PRO2BOOTH: TOWARDS AN IMPROVED TOOL FOR CAPTURING PROTOTYPES AND THE PROTOTYPING PROCESS
Lorenzo Giunta, James Gopsill, Lee Kent, Mark Goudswaard, Chris Snider, and Ben Hicks
The act of prototyping is a key element of the design process. However, capturing information on how prototypes evolve and influence one another is a complex problem. This paper presents an iterative evolution to a prototyping capture platform, termed Pro2Booth, designed to address the shortcomings encountered in previous systems. The Pro2Booth hardware and online software described in this paper provide a new baseline for future innovation and exploration of the prototype capture process.
DOES CAD SMELL LIKE CODE? A MAPPING BETWEEN VIOLATION OF OBJECT ORIENTED PROGRAMMING DESIGN PRINCIPLES AND COMPUTER AIDED DESIGN MODELLING
In objected-oriented design, “smells” are symptoms of code violating design principles. When a deadline is looming, decisions can affect the long-term quality of a code or CAD. Given this and the similarities between object-oriented code and CAD models, this paper introduces a set of CAD smells. These smells are derived from a top-down review of potential CAD smells mapped against the reported code smells that violate abstraction, modularity, encapsulation, and hierarchy principles.
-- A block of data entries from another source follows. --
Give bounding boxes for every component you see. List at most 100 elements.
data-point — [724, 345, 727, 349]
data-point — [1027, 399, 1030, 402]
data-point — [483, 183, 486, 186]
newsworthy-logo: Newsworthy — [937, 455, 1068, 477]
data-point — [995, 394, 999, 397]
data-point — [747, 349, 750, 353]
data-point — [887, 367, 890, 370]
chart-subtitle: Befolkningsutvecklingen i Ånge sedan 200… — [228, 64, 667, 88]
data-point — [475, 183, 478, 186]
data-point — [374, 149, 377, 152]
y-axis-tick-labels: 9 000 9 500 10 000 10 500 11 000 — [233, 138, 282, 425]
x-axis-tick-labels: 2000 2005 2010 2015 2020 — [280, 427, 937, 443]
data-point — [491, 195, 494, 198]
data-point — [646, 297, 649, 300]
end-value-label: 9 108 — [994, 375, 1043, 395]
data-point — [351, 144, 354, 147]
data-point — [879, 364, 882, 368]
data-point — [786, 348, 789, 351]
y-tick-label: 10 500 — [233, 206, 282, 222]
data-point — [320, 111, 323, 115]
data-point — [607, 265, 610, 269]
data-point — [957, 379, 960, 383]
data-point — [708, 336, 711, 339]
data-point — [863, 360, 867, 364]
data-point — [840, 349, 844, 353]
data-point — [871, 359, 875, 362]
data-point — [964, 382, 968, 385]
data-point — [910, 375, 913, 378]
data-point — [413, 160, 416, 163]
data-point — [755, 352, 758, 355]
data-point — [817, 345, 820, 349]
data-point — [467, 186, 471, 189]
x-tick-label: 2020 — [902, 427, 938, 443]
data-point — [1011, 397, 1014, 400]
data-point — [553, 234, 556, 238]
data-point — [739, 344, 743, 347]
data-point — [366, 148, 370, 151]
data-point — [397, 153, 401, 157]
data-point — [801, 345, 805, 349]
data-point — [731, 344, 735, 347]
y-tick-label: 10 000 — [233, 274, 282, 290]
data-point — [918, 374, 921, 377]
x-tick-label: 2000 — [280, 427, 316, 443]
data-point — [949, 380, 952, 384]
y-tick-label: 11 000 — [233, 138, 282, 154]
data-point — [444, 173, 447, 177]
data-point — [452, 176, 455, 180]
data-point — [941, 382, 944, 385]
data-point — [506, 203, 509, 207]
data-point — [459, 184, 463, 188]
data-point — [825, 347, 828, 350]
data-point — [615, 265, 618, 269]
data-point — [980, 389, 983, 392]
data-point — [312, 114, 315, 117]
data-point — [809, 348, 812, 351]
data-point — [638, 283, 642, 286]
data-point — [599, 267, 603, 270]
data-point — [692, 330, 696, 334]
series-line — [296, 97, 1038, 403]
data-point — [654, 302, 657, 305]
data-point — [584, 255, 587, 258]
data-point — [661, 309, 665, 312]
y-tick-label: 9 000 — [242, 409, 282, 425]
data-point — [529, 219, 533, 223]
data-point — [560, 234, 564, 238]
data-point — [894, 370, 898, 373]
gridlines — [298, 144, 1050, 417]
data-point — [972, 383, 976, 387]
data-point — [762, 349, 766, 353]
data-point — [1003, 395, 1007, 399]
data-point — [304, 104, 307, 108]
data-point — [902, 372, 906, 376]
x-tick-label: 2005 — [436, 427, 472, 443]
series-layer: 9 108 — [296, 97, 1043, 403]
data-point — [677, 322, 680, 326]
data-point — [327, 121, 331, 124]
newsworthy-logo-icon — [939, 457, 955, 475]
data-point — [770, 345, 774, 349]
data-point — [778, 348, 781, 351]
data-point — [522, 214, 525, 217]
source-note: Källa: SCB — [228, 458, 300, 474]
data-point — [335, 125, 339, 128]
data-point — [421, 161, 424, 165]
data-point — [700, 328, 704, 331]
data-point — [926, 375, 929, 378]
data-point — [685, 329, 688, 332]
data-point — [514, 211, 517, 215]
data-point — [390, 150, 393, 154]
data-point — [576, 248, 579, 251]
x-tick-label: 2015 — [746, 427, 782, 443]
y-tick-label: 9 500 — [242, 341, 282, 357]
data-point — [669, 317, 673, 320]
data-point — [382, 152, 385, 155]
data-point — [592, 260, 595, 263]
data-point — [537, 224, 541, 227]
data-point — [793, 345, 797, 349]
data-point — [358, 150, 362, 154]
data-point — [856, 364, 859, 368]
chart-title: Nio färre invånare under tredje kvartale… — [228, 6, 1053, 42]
This list was further reviewed considering CAD systems and specific examples(some illustrated in the paper).
VIRTUALLY HOSTED HACKATHONS FOR DESIGN RESEARCH: LESSONS LEARNED FROM THE INTERNATIONAL DESIGN ENGINEERING ANNUAL (IDEA) CHALLENGE 2021
This paper provides an overview and appraisal of the International Design Engineering Annual (IDEA) challenge – a virtually hosted design hackathon run with the aim of generating a design research dataset that can provide insights into design activities at virtually hosted hackathons. The resulting dataset consists of 200+ prototypes with over 1300 connections providing insights into the products, processes and people involved in the design process. The paper also provides recommendations for future deployments of virtual hackathons for design research.